An increasing worry about our common future might serve as a basis for a new kind of dialogue between practitioners, pedagogues and researchers. The suggested platform is a simple, efficient and inspiring way for people engaged in performer training to develop their professional skills and mutual understanding. It offers a new type of international collaboration and provides significant pedagogical, moral, and even political support.
Modes of collaboration
The leading idea of the collaboration is to support one another and gather up know-how andstrengths. As one can understand, some institutions have longer traditions, others more resources. Some are specialized in research, others in art pedagogy. In some places, performer training may involve an important social dimension, etc. From the point of view of the platform, each country, institution or department has its own particular strengths that are beneficial and interesting for the others.

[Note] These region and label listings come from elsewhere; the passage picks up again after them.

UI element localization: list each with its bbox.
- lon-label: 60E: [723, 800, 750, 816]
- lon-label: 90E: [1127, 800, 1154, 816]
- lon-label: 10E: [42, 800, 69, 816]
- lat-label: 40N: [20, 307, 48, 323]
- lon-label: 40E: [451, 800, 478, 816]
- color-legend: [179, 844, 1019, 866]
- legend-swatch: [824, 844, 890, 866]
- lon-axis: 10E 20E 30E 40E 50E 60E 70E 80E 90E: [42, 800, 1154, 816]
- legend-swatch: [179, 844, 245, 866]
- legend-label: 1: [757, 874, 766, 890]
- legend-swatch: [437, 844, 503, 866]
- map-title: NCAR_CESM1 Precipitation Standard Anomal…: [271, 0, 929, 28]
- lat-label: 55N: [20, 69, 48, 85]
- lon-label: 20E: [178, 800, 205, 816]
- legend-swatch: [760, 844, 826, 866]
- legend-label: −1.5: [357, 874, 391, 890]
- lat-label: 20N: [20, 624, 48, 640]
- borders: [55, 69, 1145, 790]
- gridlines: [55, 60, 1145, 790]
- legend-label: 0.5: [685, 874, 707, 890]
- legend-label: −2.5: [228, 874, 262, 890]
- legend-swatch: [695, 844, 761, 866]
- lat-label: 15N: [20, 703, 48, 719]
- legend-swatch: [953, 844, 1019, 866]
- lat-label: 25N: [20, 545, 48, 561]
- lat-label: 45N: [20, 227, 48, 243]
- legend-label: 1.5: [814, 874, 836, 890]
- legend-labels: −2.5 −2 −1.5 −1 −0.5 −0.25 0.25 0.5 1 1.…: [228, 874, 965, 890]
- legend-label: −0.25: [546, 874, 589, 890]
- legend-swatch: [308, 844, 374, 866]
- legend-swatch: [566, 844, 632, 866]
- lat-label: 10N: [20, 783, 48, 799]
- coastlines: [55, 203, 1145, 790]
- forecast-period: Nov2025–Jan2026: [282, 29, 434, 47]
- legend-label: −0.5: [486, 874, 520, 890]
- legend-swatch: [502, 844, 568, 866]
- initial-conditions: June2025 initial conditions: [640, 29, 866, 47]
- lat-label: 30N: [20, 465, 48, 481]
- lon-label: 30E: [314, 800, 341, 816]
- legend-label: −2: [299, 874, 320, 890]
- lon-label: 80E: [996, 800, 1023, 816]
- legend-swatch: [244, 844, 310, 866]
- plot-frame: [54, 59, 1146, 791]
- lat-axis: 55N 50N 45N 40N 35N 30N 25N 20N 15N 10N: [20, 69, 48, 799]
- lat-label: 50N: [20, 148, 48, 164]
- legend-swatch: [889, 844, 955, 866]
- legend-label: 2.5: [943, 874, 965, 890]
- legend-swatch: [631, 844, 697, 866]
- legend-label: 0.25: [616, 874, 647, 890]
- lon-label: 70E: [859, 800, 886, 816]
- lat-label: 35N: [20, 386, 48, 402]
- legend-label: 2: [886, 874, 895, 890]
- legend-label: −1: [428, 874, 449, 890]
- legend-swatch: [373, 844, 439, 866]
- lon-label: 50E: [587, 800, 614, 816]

The collaboration takes place in the form of 1-3-day-long gatherings held on regular basis at the respective institutions. The hosting institution would provide the necessary venues and infrastructure and be in charge of the programme and other practical details. Each meeting could have a specific theme and contain workshops and discussions. The emphasis would be on practice and critical discussion. The meetings would circle from institution to institution. They will serve as a rich ground for developing trainer exchange and/or other, more focused collaboration between different institutions.